A segunda fase da Operação Caminhos do Cobre, segundo a Polícia Civil, revela um esquema criminoso “extremamente organizado” entre empresários e traficantes do Comando Vermelho, para furtar cabos de concessionárias de serviços públicos. Investigações feitas pela Delegacia de Roubos e Furtos (DRF) comprovaram que pessoas com habilidades técnicas no segmento de energia eram captadas para o trabalho de retirada de fios de subestações da cidade do Rio. A operação acontece na manhã desta quinta-feira, com apoio da Polícia Civil do Paraná. Sete pessoas foram presas — duas em flagrante.
De acordo com as investigações, o material levado era vendido para ferros-velhos e metalúrgicas no Rio e em São Paulo. A quadrilha desarticulada pelos agentes praticava ainda lavagem de dinheiro por meio de empresas reais e fictícias e contratos simulados.
Ao todo, 15 pessoas responsáveis pelo furto foram identificadas no trabalho investigativo que começou em novembro do ano passado.
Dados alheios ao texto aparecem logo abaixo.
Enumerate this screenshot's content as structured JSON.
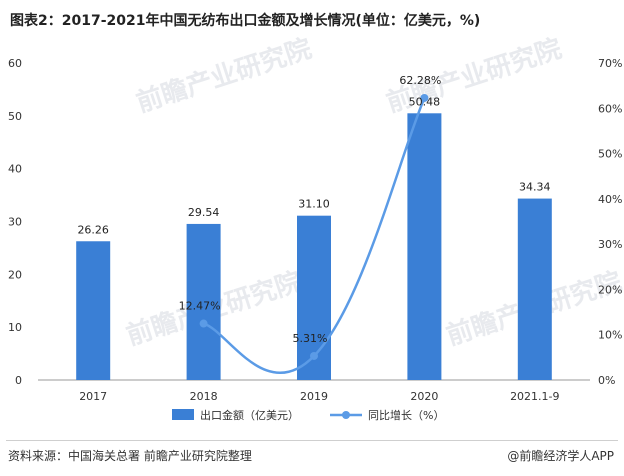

Como explica o delegado Jefferson Ferreira, titular da DRF, elas usavam uniformes de empresas do ramo para transmitir legalidade ao crime, além de apresentarem alvarás falsificados que as permitiam acessar as subestações.
— Essas pessoas eram escolhidas pelo conhecimento técnico em cobre e energia. Assim, elas eram capazes de evitar problemas que denunciem o crime, como choques ou danificando os materiais furtados — explica o delegado.
Para furtar o cobre, os criminosos entravam no cabo subterrâneo, retiravam os fios e os levavam para depósitos nas comunidades chefiadas pelo Comando Vermelho. Neles, o material era desencapado e fracionado. O produto final era transportado para outro depósito, onde era queimado para tirar vestígios de suas origens. Por fim, eram negociados com metalúrgicos de outras cidades, principalmente São Paulo.
Na operação desta quinta-feira, cerca de 200 toneladas de cobre foram apreendidas em apenas um depósito, chamado pela polícia de recicladora. Essa quantia representa prejuízo de aproximadamente R$ 10 milhões aos envolvidos.
Além disso, todo o valor arrecado com o crime era divido com o Comando Vermelho, que podia receber até 50% do lucro.